In a somber memorial in San Jose on Tuesday, officials commemorated the passing of over 200 unhoused residents in 2023.

Beneath rainy skies, a memorial table adorned with 201 burning candles was set up under a tent, representing each unhoused person who had died.

"Today we’re gathering to remember and honor the lives of 201 people," said Mayor Matt Mahan.

Elected officials and care providers joined him in expressing the desire to dignify and remember each unhoused person who had passed away in the past year, ranging from the youngest at 20 years old to the oldest at 86.

"They had dreams, aspirations, and unique stories that deserve to be cherished and told," said Home First CEO Andrea Urton.

Maggie Crowder, the street services director of Home First, recounted saving Jonathan Paz, an unhoused resident living near a creek, from flooding in January. Though she assisted him in finding interim housing, Paz died weeks before reaching the goal of securing permanent housing.

"It was mainly exposure. There was no pre-existing condition or anything that we were aware of," she explained. "He was funny and helping and was always there engaging with the staff. And he was motivated to transition into housing."
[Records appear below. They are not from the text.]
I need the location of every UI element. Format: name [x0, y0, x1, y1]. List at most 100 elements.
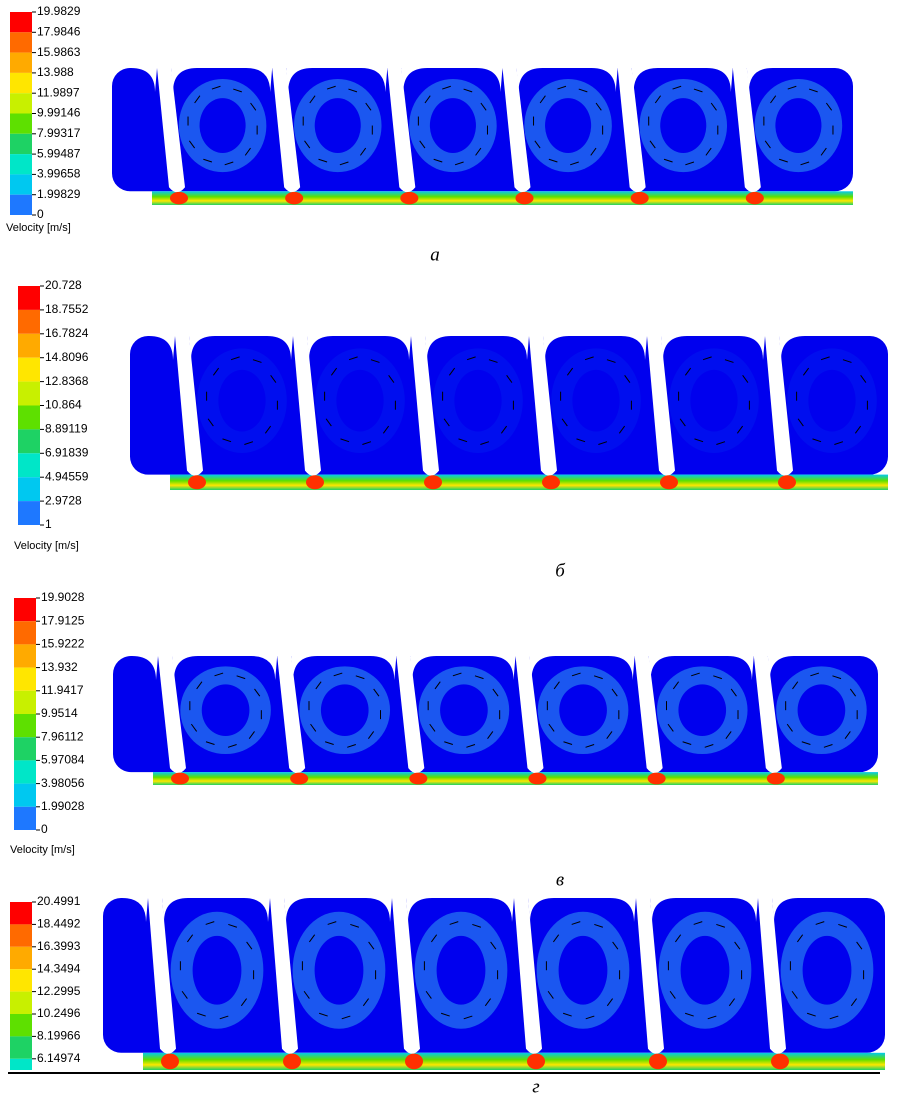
legend-label: 4.94559 [45, 469, 89, 483]
vortex-inner [437, 936, 486, 1005]
hot-spot [188, 475, 206, 489]
legend-band [18, 501, 40, 525]
legend-label: 6.91839 [45, 445, 89, 459]
legend-band [14, 621, 36, 644]
vortex-inner [678, 684, 726, 736]
legend-band [18, 477, 40, 501]
legend-label: 17.9846 [37, 24, 81, 38]
vortex-inner [218, 370, 265, 432]
legend-label: 7.99317 [37, 126, 81, 140]
vortex-inner [336, 370, 383, 432]
hot-spot [516, 192, 534, 204]
caption: г [532, 1076, 539, 1096]
figure: 19.982917.984615.986313.98811.98979.9914… [0, 0, 904, 1096]
hot-spot [290, 773, 308, 785]
legend-band [18, 334, 40, 358]
caption: б [555, 560, 566, 581]
hot-spot [424, 475, 442, 489]
legend-label: 10.864 [45, 398, 82, 412]
legend-label: 1 [45, 517, 52, 531]
legend-band [18, 286, 40, 310]
legend-band [10, 992, 32, 1014]
vortex-inner [559, 684, 607, 736]
legend-label: 12.8368 [45, 374, 89, 388]
legend-band [10, 1036, 32, 1058]
hot-spot [306, 475, 324, 489]
hot-spot [660, 475, 678, 489]
legend-label: 19.9829 [37, 4, 81, 18]
hot-spot [400, 192, 418, 204]
legend-band [10, 134, 32, 154]
hot-spot [542, 475, 560, 489]
legend-label: 15.9222 [41, 637, 85, 651]
legend-band [14, 807, 36, 830]
legend-label: 7.96112 [41, 729, 84, 743]
hot-spot [171, 773, 189, 785]
vortex-inner [193, 936, 242, 1005]
legend-band [18, 429, 40, 453]
legend-band [10, 1014, 32, 1036]
legend-label: 19.9028 [41, 590, 85, 604]
vortex-inner [202, 684, 250, 736]
legend-band [10, 969, 32, 991]
legend-band [14, 737, 36, 760]
hot-spot [529, 773, 547, 785]
vortex-inner [440, 684, 488, 736]
legend-label: 13.932 [41, 660, 78, 674]
vortex-inner [321, 684, 369, 736]
hot-spot [170, 192, 188, 204]
legend-label: 18.4492 [37, 917, 81, 931]
legend-label: 3.99658 [37, 167, 81, 181]
legend-band [10, 32, 32, 52]
hot-spot [283, 1054, 301, 1070]
hot-spot [767, 773, 785, 785]
legend-label: 1.99028 [41, 799, 85, 813]
legend-band [14, 714, 36, 737]
legend-label: 18.7552 [45, 302, 89, 316]
caption: в [556, 869, 564, 890]
legend-band [10, 947, 32, 969]
legend-band [10, 902, 32, 924]
legend-label: 16.7824 [45, 326, 89, 340]
legend-band [10, 174, 32, 194]
vortex-inner [545, 98, 591, 153]
legend-band [14, 784, 36, 807]
legend-band [18, 358, 40, 382]
legend-band [10, 1059, 32, 1070]
legend-label: 8.19966 [37, 1029, 81, 1043]
legend-label: 6.14974 [37, 1051, 81, 1065]
legend-band [14, 668, 36, 691]
legend-band [18, 310, 40, 334]
vortex-inner [200, 98, 246, 153]
legend-band [10, 924, 32, 946]
legend-label: 9.99146 [37, 106, 81, 120]
legend-title: Velocity [m/s] [10, 844, 75, 856]
legend-label: 15.9863 [37, 45, 81, 59]
legend-title: Velocity [m/s] [6, 222, 71, 234]
vortex-inner [454, 370, 501, 432]
hot-spot [649, 1054, 667, 1070]
legend-label: 12.2995 [37, 984, 81, 998]
caption: а [430, 244, 440, 265]
legend-label: 8.89119 [45, 422, 88, 436]
legend-label: 16.3993 [37, 939, 81, 953]
legend-band [10, 93, 32, 113]
legend-band [10, 53, 32, 73]
legend-band [10, 195, 32, 215]
legend-label: 9.9514 [41, 706, 78, 720]
legend-label: 20.728 [45, 278, 82, 292]
legend-label: 3.98056 [41, 776, 85, 790]
hot-spot [631, 192, 649, 204]
vortex-inner [798, 684, 846, 736]
legend-band [10, 12, 32, 32]
vortex-inner [572, 370, 619, 432]
legend-label: 5.97084 [41, 753, 85, 767]
hot-spot [409, 773, 427, 785]
legend-band [10, 114, 32, 134]
vortex-inner [775, 98, 821, 153]
vortex-inner [315, 98, 361, 153]
legend-label: 13.988 [37, 65, 74, 79]
vortex-inner [660, 98, 706, 153]
vortex-inner [430, 98, 476, 153]
legend-label: 14.8096 [45, 350, 89, 364]
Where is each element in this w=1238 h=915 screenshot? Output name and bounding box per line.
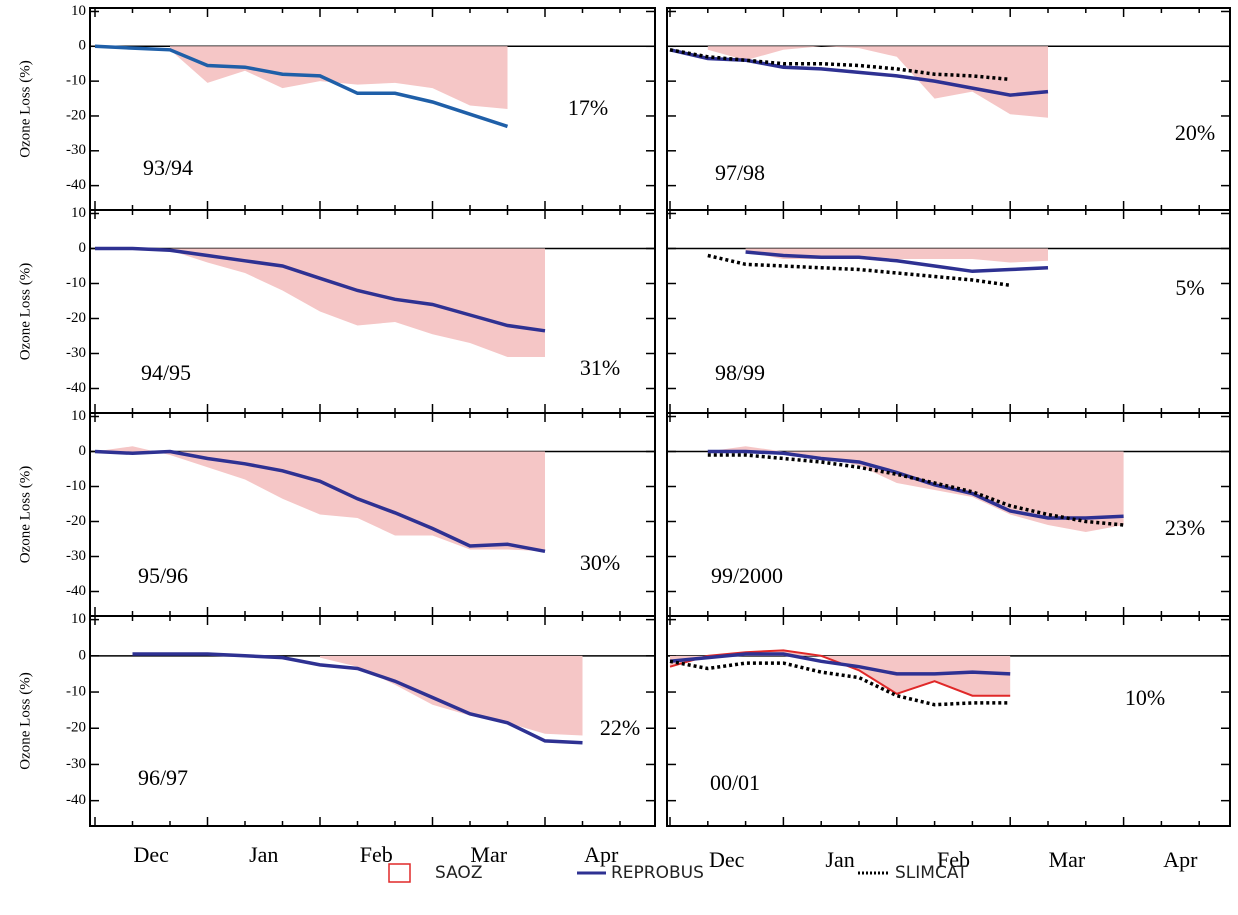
reprobus-line: [94, 44, 509, 129]
y-tick-label: 0: [79, 647, 87, 663]
x-tick-label: Apr: [584, 842, 619, 867]
y-axis-label: Ozone Loss (%): [17, 672, 33, 769]
loss-annotation: 22%: [600, 715, 640, 740]
x-tick-label: Dec: [134, 842, 170, 867]
saoz-area: [170, 46, 508, 109]
season-label: 99/2000: [711, 563, 783, 588]
y-axis-label: Ozone Loss (%): [17, 466, 33, 563]
y-tick-label: -20: [66, 513, 86, 529]
y-axis-label: Ozone Loss (%): [17, 60, 33, 157]
legend-label: SAOZ: [435, 863, 482, 883]
loss-annotation: 31%: [580, 355, 620, 380]
y-tick-label: -40: [66, 177, 86, 193]
y-tick-label: -20: [66, 720, 86, 736]
season-label: 94/95: [141, 360, 191, 385]
y-tick-label: 0: [79, 38, 87, 54]
legend-label: REPROBUS: [611, 863, 704, 883]
y-tick-label: 10: [71, 205, 86, 221]
y-tick-label: -10: [66, 478, 86, 494]
y-tick-label: -40: [66, 380, 86, 396]
season-label: 98/99: [715, 360, 765, 385]
reprobus-line: [745, 250, 1049, 274]
season-label: 96/97: [138, 765, 188, 790]
legend-saoz: [388, 863, 411, 883]
loss-annotation: 5%: [1175, 275, 1204, 300]
season-label: 97/98: [715, 160, 765, 185]
y-tick-label: 10: [71, 611, 86, 627]
saoz-area: [170, 248, 545, 357]
loss-annotation: 30%: [580, 550, 620, 575]
y-tick-label: -30: [66, 142, 86, 158]
x-tick-label: Feb: [937, 847, 970, 872]
reprobus-line: [707, 449, 1124, 520]
y-tick-label: -30: [66, 756, 86, 772]
y-tick-label: -40: [66, 792, 86, 808]
reprobus-line: [95, 246, 546, 333]
y-tick-label: -40: [66, 583, 86, 599]
slimcat-line: [707, 253, 1011, 288]
legend-label: SLIMCAT: [895, 863, 968, 883]
y-tick-label: 0: [79, 443, 87, 459]
y-tick-label: -30: [66, 345, 86, 361]
x-tick-label: Dec: [709, 847, 745, 872]
y-tick-label: -10: [66, 73, 86, 89]
y-tick-label: -30: [66, 548, 86, 564]
saoz-area: [320, 655, 583, 736]
season-label: 95/96: [138, 563, 188, 588]
y-tick-label: -20: [66, 310, 86, 326]
loss-annotation: 17%: [568, 95, 608, 120]
x-tick-label: Mar: [470, 842, 507, 867]
reprobus-line: [669, 652, 1011, 676]
saoz-area: [707, 446, 1124, 532]
y-tick-label: -10: [66, 683, 86, 699]
x-tick-label: Jan: [825, 847, 854, 872]
panel-frame: [666, 615, 1231, 827]
loss-annotation: 10%: [1125, 685, 1165, 710]
y-axis-label: Ozone Loss (%): [17, 263, 33, 360]
season-label: 00/01: [710, 770, 760, 795]
loss-annotation: 20%: [1175, 120, 1215, 145]
loss-annotation: 23%: [1165, 515, 1205, 540]
reprobus-line: [94, 449, 546, 554]
season-label: 93/94: [143, 155, 193, 180]
x-tick-label: Jan: [249, 842, 278, 867]
reprobus-line: [132, 652, 583, 745]
saoz-area: [670, 650, 1011, 696]
y-tick-label: 10: [71, 3, 86, 19]
y-tick-label: 10: [71, 408, 86, 424]
reprobus-line: [669, 48, 1049, 97]
y-tick-label: 0: [79, 240, 87, 256]
saoz-area: [95, 446, 545, 552]
x-tick-label: Feb: [360, 842, 393, 867]
x-tick-label: Apr: [1163, 847, 1198, 872]
saoz-area: [707, 46, 1048, 118]
y-tick-label: -10: [66, 275, 86, 291]
x-tick-label: Mar: [1049, 847, 1086, 872]
panel-frame: [89, 615, 656, 827]
y-tick-label: -20: [66, 107, 86, 123]
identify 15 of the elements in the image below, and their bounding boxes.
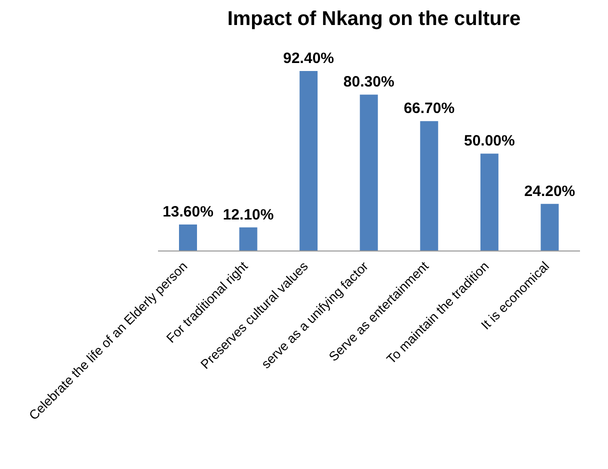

The somber outcome was contrasted with success stories of preventing others from a similar fate. According to the mayor's office, the number of unhoused residents who died has decreased by 18% year-to-date.

Officials attributed this decline to policy successes, including increased housing construction and expanded services for unhoused residents. Advocates, however, stressed the need for more assistance.

"Sometimes we can’t do it ourselves. We have to create a movement. And not one person can do it. It takes everybody to get involved," said Jackie Beloney, a 70-year-old unhoused resident who moved off the streets and into a shelter.

Officials acknowledged the community's collective loss with the passing of 201 unhoused residents during the year.

"Let’s remember their resilience, courage, and enduring spirit within each of them," said Urton.